我正在嘗試刮掉 Goodreads 上選擇獎上列出的書籍的書籍描述。我正在使用以下函式來獲取為特定型別列出的各個 url
def get_genre_url(genre):
all_links = []
for year in (range(2011,2022)):
url = 'https://www.goodreads.com/choiceawards/best-' genre '-books-' str(year)
page = requests.get(url)
soup = bs(page.content, 'html.parser')
for link in soup.find_all('a', {'class':'pollAnswer__bookLink'}):
all_links.append('https://www.goodreads.com' link.get('href'))
return(all_links)
獲得書籍網址后,我繼續洗掉這些網址以獲取書籍描述。
def get_description(genre_list):
urls = []
authors = []
titles = []
index = 0
for url in genre_list:
#print(index,url)
page = requests.get(url)
soup = bs(page.content, 'html.parser')
authors.append(soup.find('title').get_text().split(' by ')[1])
#print(index,authors)
description_df = pd.DataFrame (authors, columns = ['author'])

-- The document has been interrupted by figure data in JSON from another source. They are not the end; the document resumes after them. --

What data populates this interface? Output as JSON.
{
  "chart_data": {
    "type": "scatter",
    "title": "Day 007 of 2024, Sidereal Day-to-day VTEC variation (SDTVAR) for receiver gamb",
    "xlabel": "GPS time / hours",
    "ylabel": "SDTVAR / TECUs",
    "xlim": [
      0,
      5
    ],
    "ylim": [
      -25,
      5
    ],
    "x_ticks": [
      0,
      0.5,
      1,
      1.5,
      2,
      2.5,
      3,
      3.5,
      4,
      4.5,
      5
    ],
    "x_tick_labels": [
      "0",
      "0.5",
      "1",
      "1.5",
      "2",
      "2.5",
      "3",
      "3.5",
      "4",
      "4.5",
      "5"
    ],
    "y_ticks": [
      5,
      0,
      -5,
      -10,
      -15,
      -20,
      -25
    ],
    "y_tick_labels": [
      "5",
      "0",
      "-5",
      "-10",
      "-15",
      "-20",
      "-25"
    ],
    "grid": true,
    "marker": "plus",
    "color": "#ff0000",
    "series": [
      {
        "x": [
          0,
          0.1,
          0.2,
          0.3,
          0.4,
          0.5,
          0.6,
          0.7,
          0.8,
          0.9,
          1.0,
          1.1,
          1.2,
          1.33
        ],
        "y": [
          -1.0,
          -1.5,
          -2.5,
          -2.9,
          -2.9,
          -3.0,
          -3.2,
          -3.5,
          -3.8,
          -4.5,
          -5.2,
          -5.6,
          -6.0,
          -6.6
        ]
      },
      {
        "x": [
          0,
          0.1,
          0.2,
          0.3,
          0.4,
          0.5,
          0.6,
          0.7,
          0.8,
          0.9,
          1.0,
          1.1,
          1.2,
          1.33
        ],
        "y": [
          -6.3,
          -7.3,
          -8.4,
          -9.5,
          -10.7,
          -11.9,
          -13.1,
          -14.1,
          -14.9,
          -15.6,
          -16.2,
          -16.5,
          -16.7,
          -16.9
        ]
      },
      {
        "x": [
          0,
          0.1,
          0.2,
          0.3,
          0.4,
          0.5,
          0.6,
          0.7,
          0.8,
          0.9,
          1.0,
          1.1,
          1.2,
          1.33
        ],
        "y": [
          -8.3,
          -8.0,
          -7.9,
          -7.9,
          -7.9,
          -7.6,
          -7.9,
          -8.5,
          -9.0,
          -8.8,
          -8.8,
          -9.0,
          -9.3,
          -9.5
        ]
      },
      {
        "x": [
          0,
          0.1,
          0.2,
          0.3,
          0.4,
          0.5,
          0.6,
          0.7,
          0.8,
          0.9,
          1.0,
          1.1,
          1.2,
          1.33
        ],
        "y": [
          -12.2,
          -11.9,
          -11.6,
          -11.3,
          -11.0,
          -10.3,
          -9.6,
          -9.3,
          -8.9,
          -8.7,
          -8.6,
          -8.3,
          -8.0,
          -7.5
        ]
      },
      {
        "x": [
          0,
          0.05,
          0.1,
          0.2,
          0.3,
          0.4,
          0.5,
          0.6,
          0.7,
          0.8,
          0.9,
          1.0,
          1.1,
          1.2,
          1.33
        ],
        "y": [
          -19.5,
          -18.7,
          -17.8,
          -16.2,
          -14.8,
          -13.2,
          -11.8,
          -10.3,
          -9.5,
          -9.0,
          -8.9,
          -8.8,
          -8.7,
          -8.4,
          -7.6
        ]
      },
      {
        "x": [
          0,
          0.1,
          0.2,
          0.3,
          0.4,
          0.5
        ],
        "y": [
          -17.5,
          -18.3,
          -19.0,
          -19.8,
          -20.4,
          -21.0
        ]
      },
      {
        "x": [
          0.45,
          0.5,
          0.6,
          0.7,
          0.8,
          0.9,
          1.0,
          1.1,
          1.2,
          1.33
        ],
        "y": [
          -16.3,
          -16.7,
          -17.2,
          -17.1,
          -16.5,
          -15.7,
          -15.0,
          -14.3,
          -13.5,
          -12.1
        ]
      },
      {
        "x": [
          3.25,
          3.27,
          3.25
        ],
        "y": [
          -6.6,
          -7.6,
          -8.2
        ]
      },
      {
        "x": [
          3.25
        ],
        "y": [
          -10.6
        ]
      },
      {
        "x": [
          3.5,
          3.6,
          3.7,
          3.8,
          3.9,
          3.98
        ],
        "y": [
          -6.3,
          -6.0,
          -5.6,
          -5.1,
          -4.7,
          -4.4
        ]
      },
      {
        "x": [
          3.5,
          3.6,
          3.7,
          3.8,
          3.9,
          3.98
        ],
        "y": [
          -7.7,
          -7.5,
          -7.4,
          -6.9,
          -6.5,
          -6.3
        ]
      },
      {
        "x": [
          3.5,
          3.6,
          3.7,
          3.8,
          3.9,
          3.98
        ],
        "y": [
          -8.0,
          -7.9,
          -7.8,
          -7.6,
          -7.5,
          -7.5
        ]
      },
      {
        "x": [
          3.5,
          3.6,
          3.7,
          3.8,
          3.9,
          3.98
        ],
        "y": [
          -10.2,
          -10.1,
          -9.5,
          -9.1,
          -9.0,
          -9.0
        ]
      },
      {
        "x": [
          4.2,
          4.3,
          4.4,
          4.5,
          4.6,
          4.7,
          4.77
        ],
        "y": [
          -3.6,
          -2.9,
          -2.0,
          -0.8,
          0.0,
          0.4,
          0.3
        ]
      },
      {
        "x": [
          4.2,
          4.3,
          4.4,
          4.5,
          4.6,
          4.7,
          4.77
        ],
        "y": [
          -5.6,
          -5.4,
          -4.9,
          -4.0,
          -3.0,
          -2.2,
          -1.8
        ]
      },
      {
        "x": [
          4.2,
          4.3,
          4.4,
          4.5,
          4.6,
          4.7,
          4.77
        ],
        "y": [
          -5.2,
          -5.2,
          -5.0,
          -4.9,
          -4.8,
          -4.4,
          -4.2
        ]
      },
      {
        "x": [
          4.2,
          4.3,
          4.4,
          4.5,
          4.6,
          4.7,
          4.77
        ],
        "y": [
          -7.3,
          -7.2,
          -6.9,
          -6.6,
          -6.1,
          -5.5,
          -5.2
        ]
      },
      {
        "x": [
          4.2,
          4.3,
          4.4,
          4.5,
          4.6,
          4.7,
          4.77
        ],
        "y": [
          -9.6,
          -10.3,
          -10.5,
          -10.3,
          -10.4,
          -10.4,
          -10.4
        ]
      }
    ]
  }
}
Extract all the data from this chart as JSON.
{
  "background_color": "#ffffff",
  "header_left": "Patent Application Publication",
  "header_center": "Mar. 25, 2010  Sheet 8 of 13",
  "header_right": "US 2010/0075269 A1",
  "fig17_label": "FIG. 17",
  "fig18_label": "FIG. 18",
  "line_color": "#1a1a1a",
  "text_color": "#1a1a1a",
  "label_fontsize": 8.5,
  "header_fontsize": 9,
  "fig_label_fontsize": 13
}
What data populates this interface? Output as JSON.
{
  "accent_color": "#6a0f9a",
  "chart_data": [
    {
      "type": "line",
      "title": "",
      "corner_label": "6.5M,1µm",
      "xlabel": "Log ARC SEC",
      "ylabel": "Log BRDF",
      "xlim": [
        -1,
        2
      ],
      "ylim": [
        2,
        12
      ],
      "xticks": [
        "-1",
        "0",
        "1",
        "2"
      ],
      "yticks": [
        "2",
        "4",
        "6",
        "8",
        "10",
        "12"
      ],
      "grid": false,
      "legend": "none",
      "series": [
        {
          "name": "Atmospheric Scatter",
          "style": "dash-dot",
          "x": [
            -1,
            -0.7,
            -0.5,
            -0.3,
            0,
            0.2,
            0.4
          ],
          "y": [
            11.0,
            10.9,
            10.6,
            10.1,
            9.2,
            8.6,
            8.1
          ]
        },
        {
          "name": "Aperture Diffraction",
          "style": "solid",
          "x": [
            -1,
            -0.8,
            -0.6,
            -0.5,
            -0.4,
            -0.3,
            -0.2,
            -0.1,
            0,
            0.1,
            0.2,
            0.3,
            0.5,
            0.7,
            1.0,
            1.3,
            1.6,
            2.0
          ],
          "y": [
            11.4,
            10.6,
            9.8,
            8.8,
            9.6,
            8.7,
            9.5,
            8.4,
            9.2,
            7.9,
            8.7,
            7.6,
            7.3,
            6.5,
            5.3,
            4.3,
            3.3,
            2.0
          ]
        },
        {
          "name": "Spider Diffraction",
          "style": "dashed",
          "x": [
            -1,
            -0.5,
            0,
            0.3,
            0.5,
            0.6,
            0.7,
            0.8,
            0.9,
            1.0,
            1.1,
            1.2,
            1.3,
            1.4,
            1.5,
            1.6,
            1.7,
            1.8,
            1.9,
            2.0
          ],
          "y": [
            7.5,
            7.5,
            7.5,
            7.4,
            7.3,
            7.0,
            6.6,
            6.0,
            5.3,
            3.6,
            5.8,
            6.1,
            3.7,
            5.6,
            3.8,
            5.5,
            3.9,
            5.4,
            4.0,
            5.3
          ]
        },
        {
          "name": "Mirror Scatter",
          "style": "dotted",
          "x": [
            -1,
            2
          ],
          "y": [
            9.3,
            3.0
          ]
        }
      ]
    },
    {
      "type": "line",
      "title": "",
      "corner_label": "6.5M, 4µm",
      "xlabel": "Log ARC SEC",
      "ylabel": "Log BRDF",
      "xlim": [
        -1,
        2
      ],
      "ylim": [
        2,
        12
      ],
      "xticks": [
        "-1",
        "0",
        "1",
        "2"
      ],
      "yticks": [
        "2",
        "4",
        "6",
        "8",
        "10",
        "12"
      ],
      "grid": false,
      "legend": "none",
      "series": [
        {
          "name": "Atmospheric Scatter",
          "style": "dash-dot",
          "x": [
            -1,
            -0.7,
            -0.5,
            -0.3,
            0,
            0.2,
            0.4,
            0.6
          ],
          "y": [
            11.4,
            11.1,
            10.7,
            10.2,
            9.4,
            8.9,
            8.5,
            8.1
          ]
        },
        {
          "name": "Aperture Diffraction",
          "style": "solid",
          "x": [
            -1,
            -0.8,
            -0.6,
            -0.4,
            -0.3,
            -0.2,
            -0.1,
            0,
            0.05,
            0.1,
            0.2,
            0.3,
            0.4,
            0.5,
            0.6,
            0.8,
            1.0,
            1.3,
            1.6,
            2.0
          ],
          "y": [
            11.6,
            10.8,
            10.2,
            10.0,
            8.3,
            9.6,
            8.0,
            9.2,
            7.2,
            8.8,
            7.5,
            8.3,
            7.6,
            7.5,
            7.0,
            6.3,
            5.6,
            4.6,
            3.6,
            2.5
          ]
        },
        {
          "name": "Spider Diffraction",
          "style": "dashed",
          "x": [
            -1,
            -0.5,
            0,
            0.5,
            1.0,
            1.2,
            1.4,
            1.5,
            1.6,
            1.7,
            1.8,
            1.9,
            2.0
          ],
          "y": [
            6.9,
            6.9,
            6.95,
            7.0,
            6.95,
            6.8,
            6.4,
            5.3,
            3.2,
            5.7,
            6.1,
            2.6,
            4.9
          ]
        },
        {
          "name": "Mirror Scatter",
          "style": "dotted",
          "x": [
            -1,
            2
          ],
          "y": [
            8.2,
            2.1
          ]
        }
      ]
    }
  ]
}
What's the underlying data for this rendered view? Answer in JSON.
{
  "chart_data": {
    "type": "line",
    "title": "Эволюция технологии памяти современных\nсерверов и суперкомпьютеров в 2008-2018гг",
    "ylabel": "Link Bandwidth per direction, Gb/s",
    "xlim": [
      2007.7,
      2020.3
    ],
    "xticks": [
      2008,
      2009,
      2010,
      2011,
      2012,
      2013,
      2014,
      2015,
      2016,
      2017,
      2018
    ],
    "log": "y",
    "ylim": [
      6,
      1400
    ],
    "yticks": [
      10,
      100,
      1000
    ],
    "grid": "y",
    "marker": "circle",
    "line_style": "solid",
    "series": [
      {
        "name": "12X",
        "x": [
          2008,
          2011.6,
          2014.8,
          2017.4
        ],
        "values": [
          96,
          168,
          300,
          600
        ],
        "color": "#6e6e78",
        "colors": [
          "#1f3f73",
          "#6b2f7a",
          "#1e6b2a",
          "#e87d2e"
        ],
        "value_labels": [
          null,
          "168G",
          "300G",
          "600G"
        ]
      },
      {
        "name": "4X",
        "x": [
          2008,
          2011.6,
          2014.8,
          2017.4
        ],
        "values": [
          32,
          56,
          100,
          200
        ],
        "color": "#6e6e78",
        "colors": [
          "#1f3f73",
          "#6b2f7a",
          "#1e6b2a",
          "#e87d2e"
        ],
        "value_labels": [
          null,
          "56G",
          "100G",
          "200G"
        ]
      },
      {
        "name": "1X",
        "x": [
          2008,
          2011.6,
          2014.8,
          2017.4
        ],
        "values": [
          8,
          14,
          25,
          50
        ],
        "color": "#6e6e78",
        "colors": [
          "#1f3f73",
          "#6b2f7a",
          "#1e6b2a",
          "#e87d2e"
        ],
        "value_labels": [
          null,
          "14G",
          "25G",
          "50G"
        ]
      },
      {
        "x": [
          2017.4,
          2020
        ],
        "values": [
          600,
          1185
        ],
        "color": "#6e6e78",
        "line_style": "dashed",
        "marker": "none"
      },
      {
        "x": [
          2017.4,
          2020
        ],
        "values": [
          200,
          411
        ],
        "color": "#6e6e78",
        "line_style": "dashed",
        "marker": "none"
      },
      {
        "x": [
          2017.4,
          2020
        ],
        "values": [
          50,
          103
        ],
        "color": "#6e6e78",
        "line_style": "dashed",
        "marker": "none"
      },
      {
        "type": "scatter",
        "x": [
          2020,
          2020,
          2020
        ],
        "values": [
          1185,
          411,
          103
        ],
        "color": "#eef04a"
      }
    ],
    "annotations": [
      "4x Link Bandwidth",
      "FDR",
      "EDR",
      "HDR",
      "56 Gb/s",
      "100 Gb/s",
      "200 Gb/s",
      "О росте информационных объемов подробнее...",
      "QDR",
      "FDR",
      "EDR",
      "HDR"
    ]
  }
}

titles.append(soup.find('title').get_text().split(' by ')[0])
description_df['title'] = titles
if soup.find('div',{'class':'readable stacked'}) is None:
#print('This is a NoneType page:', url)
description = soup.find('div',{'class':'TruncatedText__text TruncatedText__text--5'})
else:
description = soup.find('div',{'class':'readable stacked'}).get_text()
urls.append(description)
index = 1
description_df['description'] = urls
return(description_df)
為了獲得我會呼叫的最終資料框(例如)
mystery_thriller_list = get_genre_url('mystery-thriller')
description_myster_thriller = get_description(mystery_thriller_list)
但是,我想要將流派串列(例如genres = ['fiction', 'mystery-thriller'])傳遞給函式,并為每個流派創建最終資料幀,其中資料框名稱將具有命名約定 description_'selected 流派'。到目前為止,我還沒有弄明白,for 回圈需要一些時間,因為它正在為每種型別的 220 本書加載資訊。
uj5u.com熱心網友回復:
您可以將所有資料幀存盤在字典中,并將鍵作為它們的流派名稱。
all_genres_descriptions = {}
genres = ['fiction', 'mystery-thriller']
for genre in genres:
genre_list = get_genre_url(genre)
description_genre = get_description(genre_list)
all_genres_descriptions[f'description_{genre}'] = description_genre
uj5u.com熱心網友回復:
夫婦的事情。對于測驗,您不需要瀏覽所有年份和書籍。我只看一年和前兩本書。要做你正在尋找的東西,你可以使用 globals()。您可能還只想創建一個資料框,但在每次迭代中添加一列“流派”并連接。從長遠來看,將所有資料放在一個資料框中可能會更容易。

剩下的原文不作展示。